El doctor quería ir a Palenque con la esperanza de encontrar “la residencia de la Bella Dama” y el enigma, asegura Galina, no lo dejaba en paz. Había leído en el Edificio E del Palacio, la inscripción: “Se sentó la alta /Señora gobernante/ La Mujer guacamaya/ (Del Clan) del antepasado gobernante”.

El capítulo “México lindo y querido…” ocupa 70 páginas del libro. Están sus visitas a las zonas arqueológicas y su relación con académicos mexicanos, así como su desacuerdo con Linda Schele y la epigrafía estadunidense. Amaba este país donde se le reconoció y dejó un enorme legado.

La autora narra, con insólito sentido del humor, las amenazas de muerte que recibieron en Guatemala y el dramático fin de la URSS para científicos como Knórosov, quien, hoy reconocido al nivel de Champollion, murió solo, cual personaje de Dostoievski, en el gélido pasillo de un hospital en San Petersburgo.

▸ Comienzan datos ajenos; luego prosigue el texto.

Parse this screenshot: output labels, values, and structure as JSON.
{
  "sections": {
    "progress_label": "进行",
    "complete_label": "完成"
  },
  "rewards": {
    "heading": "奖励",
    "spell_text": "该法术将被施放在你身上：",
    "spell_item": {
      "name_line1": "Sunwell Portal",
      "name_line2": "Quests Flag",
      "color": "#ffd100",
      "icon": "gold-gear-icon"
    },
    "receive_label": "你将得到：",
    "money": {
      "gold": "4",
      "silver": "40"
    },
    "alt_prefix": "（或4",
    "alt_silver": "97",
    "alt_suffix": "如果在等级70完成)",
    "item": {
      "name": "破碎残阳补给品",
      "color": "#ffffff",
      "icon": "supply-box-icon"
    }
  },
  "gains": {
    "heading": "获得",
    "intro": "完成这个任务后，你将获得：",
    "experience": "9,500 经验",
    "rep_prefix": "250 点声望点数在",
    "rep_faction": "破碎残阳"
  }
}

Al final, Ershova transcribe el balance del genio sobre su propia vida. Su honestidad estremece tanto como su pasión por la ciencia. Celebra el desciframiento, pero confiesa haber abandonado a sus padres … “Me quedé solo (…) Se acabó la carrera detrás del sueño; ahora sólo queda la soledad. La soledad es la muerte, cuyo rostro se oculta debajo de la capucha. Y ella vigila fijamente a través de la ventana, escuchando los últimos acordes de Chopin”.

De sus últimas palabras: “¿Que si agradezco a la vida? Probablemente (…) La ingratitud es el fin de todo. La gratitud es aquella cuerda celestial que une las generaciones. Sin gratitud todo pierde sentido. Y queda únicamente el silencio mortal de la soledad”.